ESAIC News
Barcelona – a city easy to adore
As a young specialist, it was a great pleasure to learn I could participate in the ESAIC Exchange Programme. Realising it would be in Barcelona was even better. When writing about this experience, it is simply impossible to talk only about the medical part of it. Barcelona is a city so easy to adore. Although expensive and, in certain areas, somewhat unsafe, it is charming, full of life and beautiful. Not only because of its architecture and the magnificent Antoni Gaudí but also because of the beautiful people that occupy that beautiful place. Occupy is a word intentionally used. A word that causes headaches for the locals. I guess that is a part of the charm of the city, the contrast between such true beauty and the dangerous side of it, which makes a description of Barcelona weirdly similar to what a teenage girl dreams of a perfect boyfriend.
Okay, enough about my love affair with the city. I was there to do business. My host was Hospital Universitari de Bellvitge, and my lovely mentor was Marta Costa Reverte, alongside the Head of the Anaesthesiology Department, Maria José Colomina Soler. On my first day in the hospital, I was overwhelmed with kindness.

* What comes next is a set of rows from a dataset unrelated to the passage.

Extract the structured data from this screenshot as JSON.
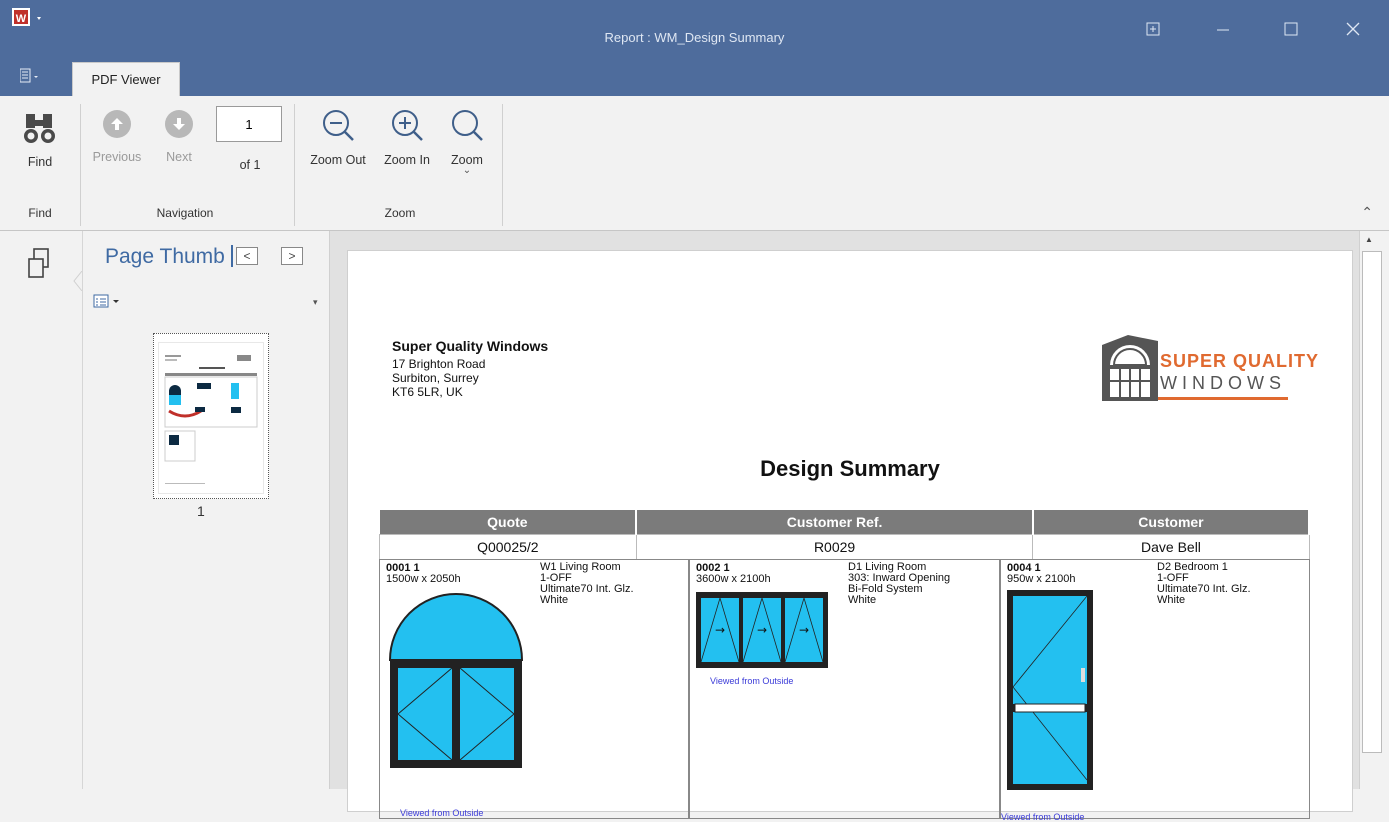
{
  "window": {
    "title": "Report : WM_Design Summary",
    "controls": [
      "restore-icon",
      "minimize-icon",
      "maximize-icon",
      "close-icon"
    ]
  },
  "ribbon": {
    "tab": "PDF Viewer",
    "find": {
      "label": "Find",
      "group": "Find"
    },
    "navigation": {
      "previous": "Previous",
      "next": "Next",
      "page_value": "1",
      "of_label": "of 1",
      "group": "Navigation"
    },
    "zoom": {
      "zoom_out": "Zoom Out",
      "zoom_in": "Zoom In",
      "zoom": "Zoom",
      "group": "Zoom"
    }
  },
  "thumbnails": {
    "title": "Page Thumb",
    "page_number": "1"
  },
  "report": {
    "company": {
      "name": "Super Quality Windows",
      "address": [
        "17 Brighton Road",
        "Surbiton, Surrey",
        "KT6 5LR, UK"
      ]
    },
    "logo": {
      "line1": "SUPER QUALITY",
      "line2": "WINDOWS"
    },
    "title": "Design Summary",
    "headers": [
      "Quote",
      "Customer Ref.",
      "Customer"
    ],
    "values": [
      "Q00025/2",
      "R0029",
      "Dave Bell"
    ],
    "items": [
      {
        "code": "0001   1",
        "size": "1500w x 2050h",
        "desc": [
          "W1  Living Room",
          "1-OFF",
          "Ultimate70 Int. Glz.",
          "White"
        ],
        "viewed": "Viewed from Outside"
      },
      {
        "code": "0002   1",
        "size": "3600w x 2100h",
        "desc": [
          "D1  Living Room",
          "303: Inward Opening",
          "Bi-Fold System",
          "White"
        ],
        "viewed": "Viewed from Outside"
      },
      {
        "code": "0004   1",
        "size": "950w x 2100h",
        "desc": [
          "D2  Bedroom 1",
          "1-OFF",
          "Ultimate70 Int. Glz.",
          "White"
        ],
        "viewed": "Viewed from Outside"
      }
    ]
  },
  "colors": {
    "titlebar": "#4e6c9c",
    "glass": "#23c0f0",
    "header_gray": "#7b7b7b",
    "accent_orange": "#e06a30"
  }
}
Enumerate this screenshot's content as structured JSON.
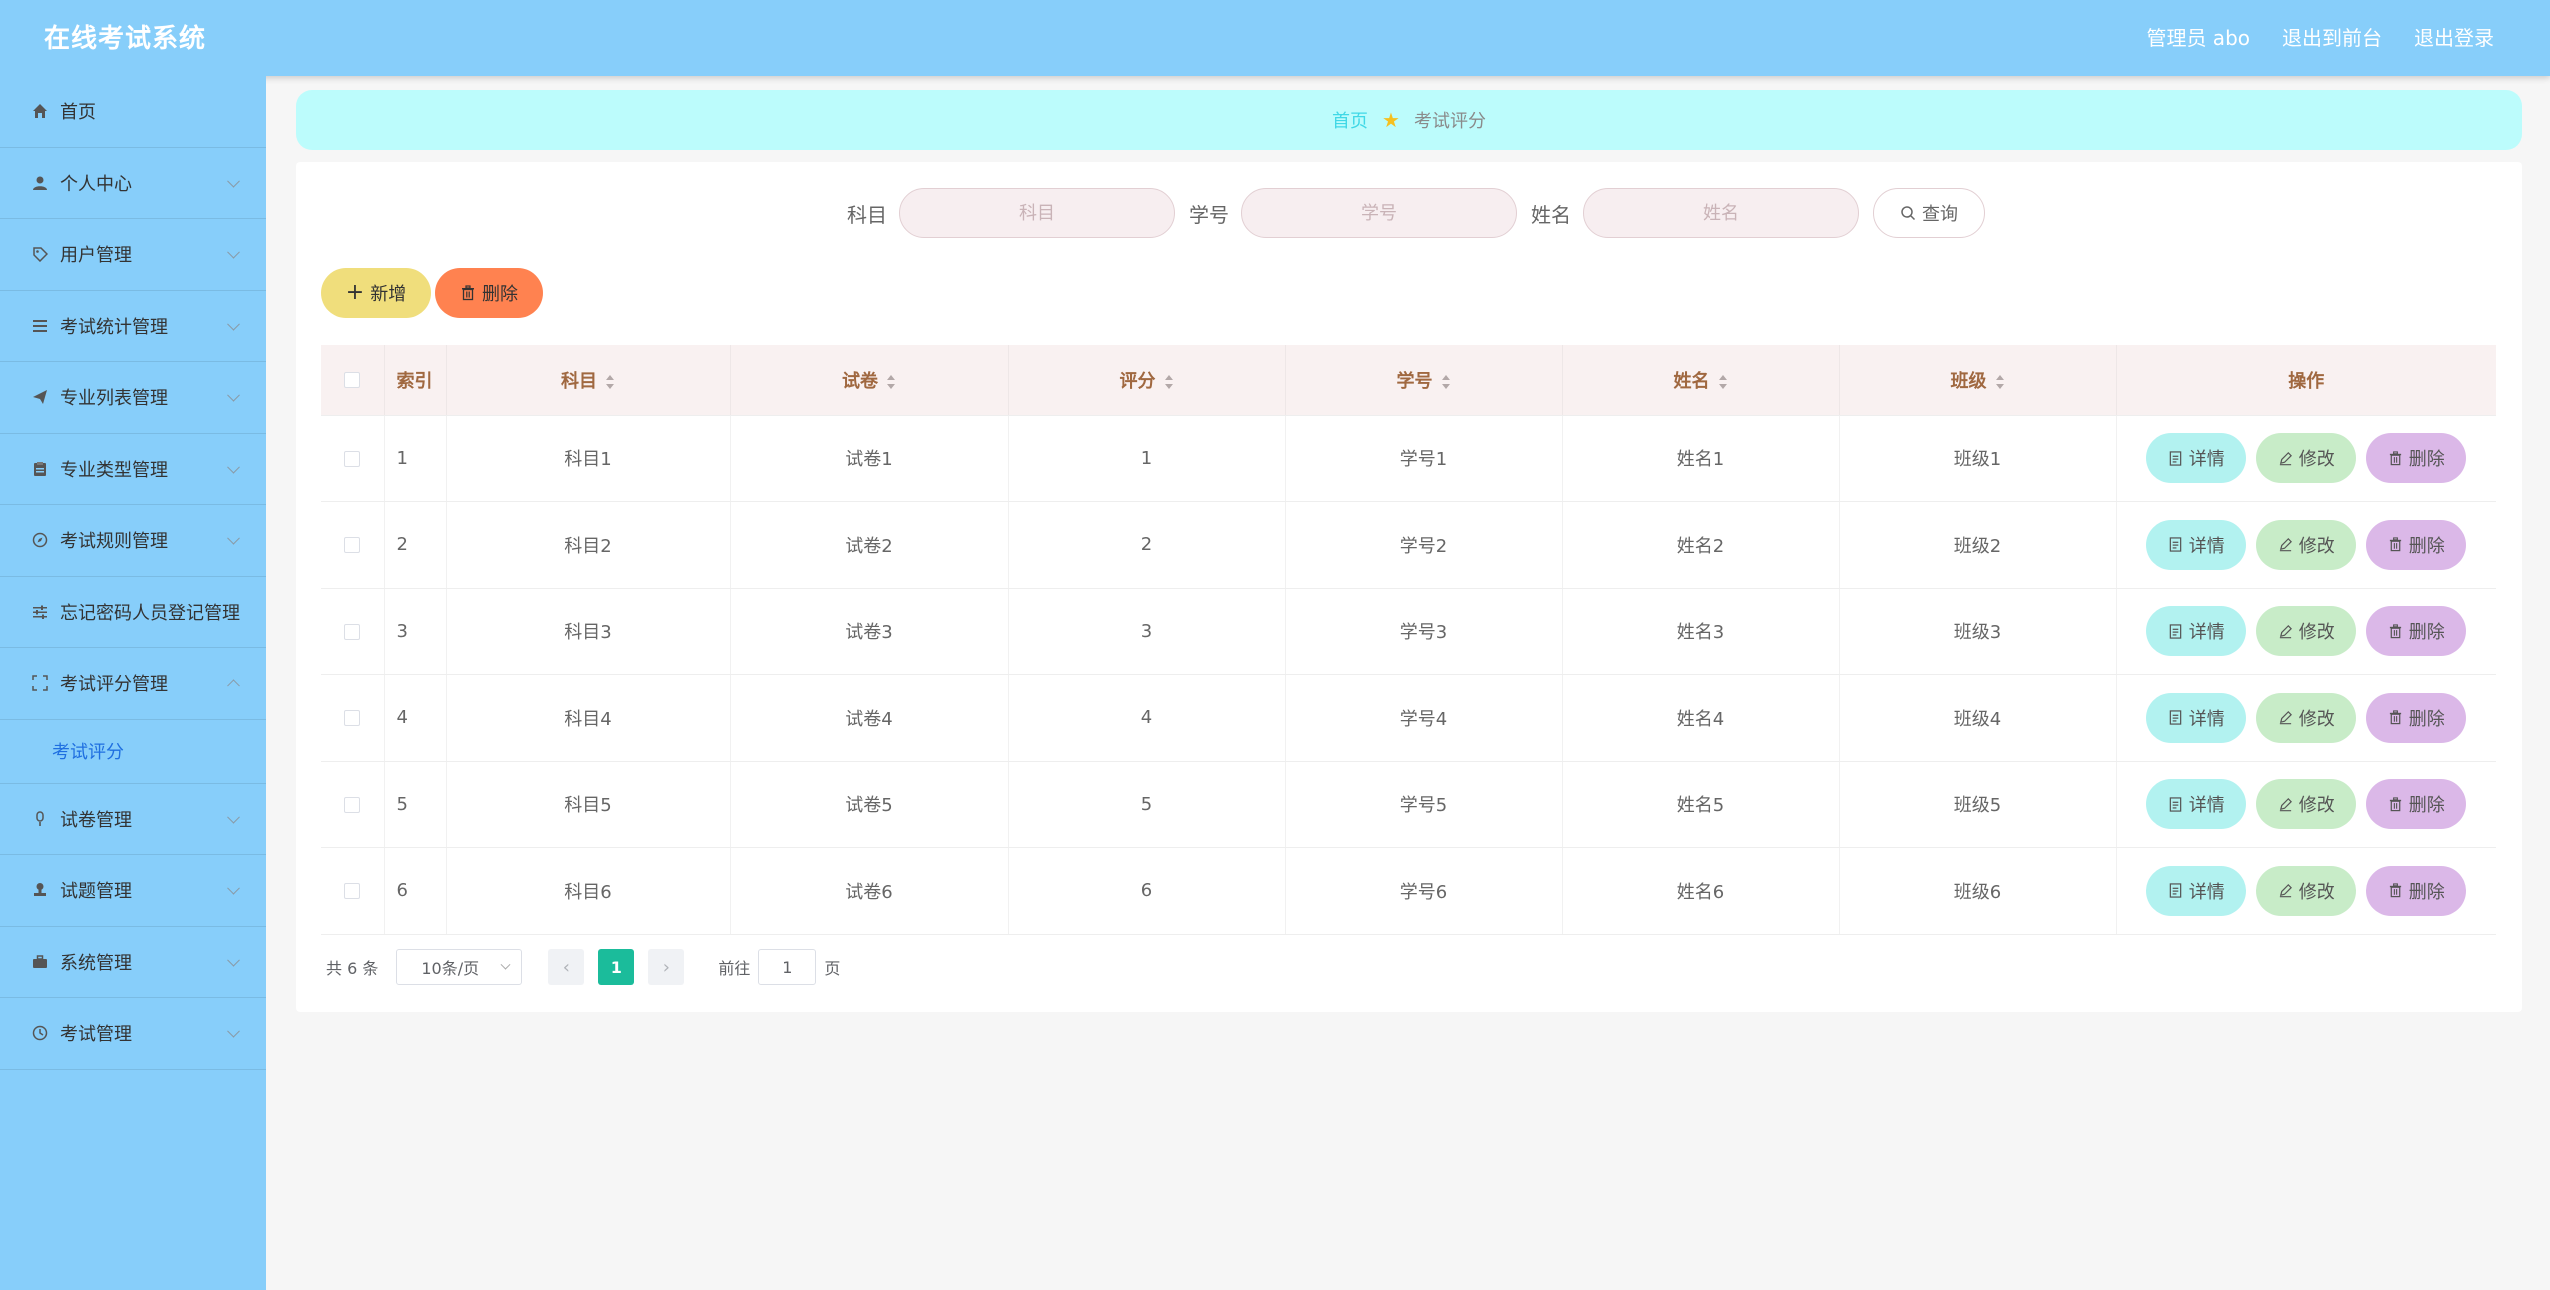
{
  "header": {
    "title": "在线考试系统",
    "admin": "管理员 abo",
    "to_front": "退出到前台",
    "logout": "退出登录"
  },
  "sidebar": {
    "items": [
      {
        "label": "首页",
        "icon": "home-icon",
        "expandable": false
      },
      {
        "label": "个人中心",
        "icon": "user-icon",
        "expandable": true
      },
      {
        "label": "用户管理",
        "icon": "tag-icon",
        "expandable": true
      },
      {
        "label": "考试统计管理",
        "icon": "list-icon",
        "expandable": true
      },
      {
        "label": "专业列表管理",
        "icon": "send-icon",
        "expandable": true
      },
      {
        "label": "专业类型管理",
        "icon": "clipboard-icon",
        "expandable": true
      },
      {
        "label": "考试规则管理",
        "icon": "compass-icon",
        "expandable": true
      },
      {
        "label": "忘记密码人员登记管理",
        "icon": "sliders-icon",
        "expandable": false
      },
      {
        "label": "考试评分管理",
        "icon": "fullscreen-icon",
        "expandable": true,
        "open": true
      },
      {
        "label": "试卷管理",
        "icon": "mic-icon",
        "expandable": true
      },
      {
        "label": "试题管理",
        "icon": "stamp-icon",
        "expandable": true
      },
      {
        "label": "系统管理",
        "icon": "briefcase-icon",
        "expandable": true
      },
      {
        "label": "考试管理",
        "icon": "clock-icon",
        "expandable": true
      }
    ],
    "sub_item": "考试评分"
  },
  "breadcrumb": {
    "home": "首页",
    "current": "考试评分"
  },
  "search": {
    "subject_label": "科目",
    "subject_placeholder": "科目",
    "student_no_label": "学号",
    "student_no_placeholder": "学号",
    "name_label": "姓名",
    "name_placeholder": "姓名",
    "query_button": "查询"
  },
  "toolbar": {
    "add_button": "新增",
    "delete_button": "删除"
  },
  "table": {
    "columns": [
      "索引",
      "科目",
      "试卷",
      "评分",
      "学号",
      "姓名",
      "班级",
      "操作"
    ],
    "rows": [
      {
        "index": "1",
        "subject": "科目1",
        "paper": "试卷1",
        "score": "1",
        "student_no": "学号1",
        "name": "姓名1",
        "class": "班级1"
      },
      {
        "index": "2",
        "subject": "科目2",
        "paper": "试卷2",
        "score": "2",
        "student_no": "学号2",
        "name": "姓名2",
        "class": "班级2"
      },
      {
        "index": "3",
        "subject": "科目3",
        "paper": "试卷3",
        "score": "3",
        "student_no": "学号3",
        "name": "姓名3",
        "class": "班级3"
      },
      {
        "index": "4",
        "subject": "科目4",
        "paper": "试卷4",
        "score": "4",
        "student_no": "学号4",
        "name": "姓名4",
        "class": "班级4"
      },
      {
        "index": "5",
        "subject": "科目5",
        "paper": "试卷5",
        "score": "5",
        "student_no": "学号5",
        "name": "姓名5",
        "class": "班级5"
      },
      {
        "index": "6",
        "subject": "科目6",
        "paper": "试卷6",
        "score": "6",
        "student_no": "学号6",
        "name": "姓名6",
        "class": "班级6"
      }
    ],
    "row_actions": {
      "detail": "详情",
      "edit": "修改",
      "delete": "删除"
    }
  },
  "pagination": {
    "total": "共 6 条",
    "page_size": "10条/页",
    "current_page": "1",
    "goto_prefix": "前往",
    "goto_value": "1",
    "goto_suffix": "页"
  },
  "colors": {
    "header_bg": "#87cefa",
    "sidebar_bg": "#87cefa",
    "breadcrumb_bg": "#bcfcfc",
    "add_button": "#f0de7c",
    "delete_button": "#ff8250",
    "detail_button": "#b2f2f0",
    "edit_button": "#c8ecc8",
    "remove_button": "#dbb8e8",
    "page_active": "#1bbc9b"
  }
}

Initially worried about my poor Spanish and non-existent knowledge of Catalan, I did not know how the communication would work. Although everybody kept repeating that they did not speak English, almost all of them did, and they did it well. For the first part of the exchange, I rotated in Reanimacío d’Urgencies or shortly Rea.
The Spanish healthcare system is very different from most European systems in that intensive care medicine is a separate speciality from anaesthesiology. In short, Rea is an anaesthesia-managed ICU for urgent postsurgical admissions, and the patients requiring prolonged ICU stay are usually transferred to the general ICU. This was completely new for me, coming from a hospital where anaesthesiologists are intensivists and manage almost all available ICU beds. They handle it in a very detailed and committed manner. What I will take home from REA is how trainees work, how they are actively encouraged to treat patients, communicate with senior staff, and how they do morning rounds. What was also great was that I could see neurophysiologists at work in Rea. Maastricht class III organ donations are also routinely performed; it was a real opportunity to witness it. What was also a learning opportunity was to listen to “passe de guardia” and realise that when something is full of medical technical phrases, my otherwise poor knowledge of Spanish becomes sufficient to understand shift handovers.
The second part of the rotation was in Cardiac anaesthesia, entering the operation theatre block, where I stayed for the rest of the exchange. Cardiac anaesthesia is considered top tier among hospital anaesthesiologists and has met the expectations. It is standardised and protocolised, and almost all anaesthesiologists have an EACTAIC diploma in TEE, which was a great learning opportunity. Patient blood management is done meticulously, rarely requiring blood transfusions, a result of great teamwork between anaesthesia, surgeons and perfusionists and where I learned one of the best words – “prolenepenia”, which is to be added to my vocabulary for the traditional surgeon-anaesthesiologist bickering. The Anaesthesia Department at this hospital does not have anaesthesia nurses, something not typical for the rest of Barcelona or Spain. Seeing all of that, both the similarities and the differences from my previous experiences, was great.
The last but not least part of the rotation was Neuroanaesthesiology. Compared to the hospital I come from, the rotation where everything was the most different from my previous experiences. The approach and the scope of the procedures they perform are remarkable. Speaking about this part of the rotation, I must mention the chief of Neuroanaesthesiology, Laura Contreras López, an inspirational person, a “badass she boss”. If you are reading this by chance, thank you for letting me see how compassion and uncompromising attitude coexist.
This brings me to the final part of this far too short format to mention all the positive aspects of the exchange. Women run Spanish medicine. This is a direct result of a rigorous and unbiased national trainee selection process, something that the Spanish people can be proud of and could serve as a role model for other countries where better practice may exist.
Thank you, ESAIC, Marta, Maylin, Laura, Laura, Elena, One, Peter, Enric, Ester, Gerrard, Eva, Roser, Ariadna, Sara, Marc and the rest of the people for the beautiful experience!